MolmoWebはAi2が昨年公開した画像理解モデル「Molmo」シリーズをベースに、Webナビゲーションタスクに特化したファインチューニングと強化学習を施したものです。WebArenaやMind2Webなどのベンチマークで、GPT-4oやClaude Opus系のAPIを使用したエージェントシステムを上回るスコアを出したとされており、「非営利研究機関が商業企業を上回る専門性を示した」という点で業界に一石を投じる結果となっています。ローカル実行対応という特性は、プライバシー上の理由からクラウドAPIを使えない企業・研究者にとっても大きなメリットです。
X上では「非営利研究機関がプロプライエタリモデルを上回るOSSエージェントを公開——オープンソースの力を証明」として歓迎する投稿が多数見られ、「Ai2はMolmoシリーズで一貫してOSSの可能性を示している」という評価も広まっています。Redditのr/LocalLLaMAでは「Webエージェントのローカル実行が現実的になってきた」という実践的な反応が集まり、「プロプライエタリに頼らずWebオートメーションを構築できる時代が来た」という開発者の期待が高まっています。Hacker Newsでは、google/adk-python(8,200以上のスター)やmeta-llama/llama-stack(6,400以上のスター)などと並ぶ2026年4月のOSSエコシステム活況を示すリリースとして位置づけられ、「Webエージェントの民主化が本格化」という声が多数寄せられました。
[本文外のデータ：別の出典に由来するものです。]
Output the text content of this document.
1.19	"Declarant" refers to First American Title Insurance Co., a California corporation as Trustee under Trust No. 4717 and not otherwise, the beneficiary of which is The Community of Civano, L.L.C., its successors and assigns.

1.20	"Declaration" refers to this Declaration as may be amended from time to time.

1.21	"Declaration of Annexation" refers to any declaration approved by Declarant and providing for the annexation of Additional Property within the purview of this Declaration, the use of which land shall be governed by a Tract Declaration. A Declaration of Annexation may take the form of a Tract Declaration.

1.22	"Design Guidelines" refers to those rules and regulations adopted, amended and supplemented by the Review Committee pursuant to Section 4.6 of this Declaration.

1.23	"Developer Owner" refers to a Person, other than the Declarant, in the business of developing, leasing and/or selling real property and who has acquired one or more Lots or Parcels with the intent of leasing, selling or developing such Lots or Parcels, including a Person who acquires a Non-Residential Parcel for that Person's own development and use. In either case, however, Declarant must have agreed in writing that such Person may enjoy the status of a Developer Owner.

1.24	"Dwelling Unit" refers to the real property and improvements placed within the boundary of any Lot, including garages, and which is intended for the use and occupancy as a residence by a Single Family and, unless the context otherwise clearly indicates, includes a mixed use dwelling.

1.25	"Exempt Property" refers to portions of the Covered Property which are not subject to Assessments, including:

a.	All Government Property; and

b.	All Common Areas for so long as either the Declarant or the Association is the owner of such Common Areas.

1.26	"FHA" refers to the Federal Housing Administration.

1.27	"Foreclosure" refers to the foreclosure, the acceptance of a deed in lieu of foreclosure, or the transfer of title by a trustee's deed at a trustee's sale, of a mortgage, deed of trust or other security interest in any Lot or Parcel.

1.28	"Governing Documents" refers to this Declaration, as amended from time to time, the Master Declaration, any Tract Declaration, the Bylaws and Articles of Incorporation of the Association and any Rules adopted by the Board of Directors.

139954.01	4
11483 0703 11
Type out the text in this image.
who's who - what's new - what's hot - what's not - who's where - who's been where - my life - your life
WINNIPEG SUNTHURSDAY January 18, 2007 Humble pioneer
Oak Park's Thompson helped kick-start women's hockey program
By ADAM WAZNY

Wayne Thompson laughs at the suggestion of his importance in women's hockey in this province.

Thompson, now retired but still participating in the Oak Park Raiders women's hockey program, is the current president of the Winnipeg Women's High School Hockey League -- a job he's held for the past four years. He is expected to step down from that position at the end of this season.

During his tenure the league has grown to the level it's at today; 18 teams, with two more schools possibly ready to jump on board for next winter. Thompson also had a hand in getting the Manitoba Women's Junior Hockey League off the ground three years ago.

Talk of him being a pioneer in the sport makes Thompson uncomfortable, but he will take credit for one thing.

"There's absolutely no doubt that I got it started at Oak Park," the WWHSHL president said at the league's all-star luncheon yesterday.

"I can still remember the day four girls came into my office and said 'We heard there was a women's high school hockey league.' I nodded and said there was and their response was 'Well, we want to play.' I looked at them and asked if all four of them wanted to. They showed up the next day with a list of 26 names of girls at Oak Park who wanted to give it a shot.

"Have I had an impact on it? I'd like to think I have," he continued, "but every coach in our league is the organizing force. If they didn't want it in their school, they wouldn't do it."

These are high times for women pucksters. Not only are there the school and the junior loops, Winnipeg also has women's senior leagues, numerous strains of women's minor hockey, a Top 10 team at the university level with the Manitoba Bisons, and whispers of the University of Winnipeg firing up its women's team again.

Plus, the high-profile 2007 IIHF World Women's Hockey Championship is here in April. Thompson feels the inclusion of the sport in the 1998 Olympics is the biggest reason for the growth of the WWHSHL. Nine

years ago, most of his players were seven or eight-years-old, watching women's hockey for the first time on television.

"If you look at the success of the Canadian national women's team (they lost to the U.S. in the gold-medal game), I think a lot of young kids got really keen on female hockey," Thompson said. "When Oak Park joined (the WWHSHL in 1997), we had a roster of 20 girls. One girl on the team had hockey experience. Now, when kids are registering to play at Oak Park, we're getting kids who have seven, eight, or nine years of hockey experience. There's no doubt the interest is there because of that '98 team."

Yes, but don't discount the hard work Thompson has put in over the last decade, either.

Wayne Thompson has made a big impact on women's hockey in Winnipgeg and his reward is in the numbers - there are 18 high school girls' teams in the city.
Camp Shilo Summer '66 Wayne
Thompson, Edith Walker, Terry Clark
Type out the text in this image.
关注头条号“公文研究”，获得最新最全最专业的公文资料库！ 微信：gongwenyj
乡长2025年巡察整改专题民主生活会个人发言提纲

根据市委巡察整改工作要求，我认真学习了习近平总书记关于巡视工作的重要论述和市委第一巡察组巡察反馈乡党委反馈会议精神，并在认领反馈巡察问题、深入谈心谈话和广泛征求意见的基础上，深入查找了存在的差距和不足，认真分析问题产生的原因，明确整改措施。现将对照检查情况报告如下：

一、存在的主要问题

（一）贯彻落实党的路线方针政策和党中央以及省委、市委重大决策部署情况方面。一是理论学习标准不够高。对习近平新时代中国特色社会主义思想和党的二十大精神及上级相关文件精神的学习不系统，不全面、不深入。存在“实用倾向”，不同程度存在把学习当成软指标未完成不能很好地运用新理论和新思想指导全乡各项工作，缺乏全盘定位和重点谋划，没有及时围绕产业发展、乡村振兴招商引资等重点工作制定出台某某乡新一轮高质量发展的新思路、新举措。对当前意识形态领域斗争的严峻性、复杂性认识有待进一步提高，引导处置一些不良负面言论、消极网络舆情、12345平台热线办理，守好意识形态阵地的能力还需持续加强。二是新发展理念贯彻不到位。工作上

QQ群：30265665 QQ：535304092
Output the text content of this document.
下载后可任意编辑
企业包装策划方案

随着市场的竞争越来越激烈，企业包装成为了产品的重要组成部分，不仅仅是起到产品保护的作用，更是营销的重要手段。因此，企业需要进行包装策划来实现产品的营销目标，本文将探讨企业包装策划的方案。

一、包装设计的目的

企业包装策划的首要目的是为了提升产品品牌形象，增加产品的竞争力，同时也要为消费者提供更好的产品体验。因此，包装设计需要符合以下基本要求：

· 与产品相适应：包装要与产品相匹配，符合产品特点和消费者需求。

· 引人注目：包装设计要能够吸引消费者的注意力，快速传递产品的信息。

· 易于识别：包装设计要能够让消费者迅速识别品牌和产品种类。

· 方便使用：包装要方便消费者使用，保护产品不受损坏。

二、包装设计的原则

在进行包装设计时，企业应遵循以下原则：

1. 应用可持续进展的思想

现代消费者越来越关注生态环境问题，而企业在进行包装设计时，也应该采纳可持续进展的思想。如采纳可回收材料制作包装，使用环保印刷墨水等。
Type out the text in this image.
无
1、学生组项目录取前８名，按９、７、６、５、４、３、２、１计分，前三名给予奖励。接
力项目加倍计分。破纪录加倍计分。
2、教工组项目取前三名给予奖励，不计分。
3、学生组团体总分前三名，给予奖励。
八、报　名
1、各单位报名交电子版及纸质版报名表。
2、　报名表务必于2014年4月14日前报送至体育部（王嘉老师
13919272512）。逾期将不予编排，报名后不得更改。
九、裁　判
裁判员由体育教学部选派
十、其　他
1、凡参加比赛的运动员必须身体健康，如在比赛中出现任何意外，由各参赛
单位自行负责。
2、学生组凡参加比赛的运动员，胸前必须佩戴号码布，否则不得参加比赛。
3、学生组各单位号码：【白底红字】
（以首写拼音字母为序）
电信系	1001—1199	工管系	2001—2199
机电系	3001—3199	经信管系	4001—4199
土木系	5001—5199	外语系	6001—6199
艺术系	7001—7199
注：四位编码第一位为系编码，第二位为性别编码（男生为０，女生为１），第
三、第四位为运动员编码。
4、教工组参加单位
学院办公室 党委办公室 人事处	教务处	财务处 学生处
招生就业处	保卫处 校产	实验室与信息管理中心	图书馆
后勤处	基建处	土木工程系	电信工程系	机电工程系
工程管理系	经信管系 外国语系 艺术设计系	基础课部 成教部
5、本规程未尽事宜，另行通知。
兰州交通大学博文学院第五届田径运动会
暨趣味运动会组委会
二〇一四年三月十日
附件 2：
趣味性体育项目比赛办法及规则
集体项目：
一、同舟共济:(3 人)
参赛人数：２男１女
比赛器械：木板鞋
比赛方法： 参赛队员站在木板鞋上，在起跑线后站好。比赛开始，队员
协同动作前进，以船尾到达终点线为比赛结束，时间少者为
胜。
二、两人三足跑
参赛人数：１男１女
MolmoWebの登場は、Webオートメーション分野でのオープンソース活用を加速させる可能性を持っています。研究用途はもちろん、エンタープライズのRPA(ロボティックプロセスオートメーション)代替や、個人の日常タスク自動化においても選択肢が広がります。2026年は「エージェントAI」が急速に実用化されている年ですが、そのコモディティ化を非営利の研究機関が引っ張るという構図は、業界全体にとって健全な競争環境をもたらすものとして評価できるでしょう。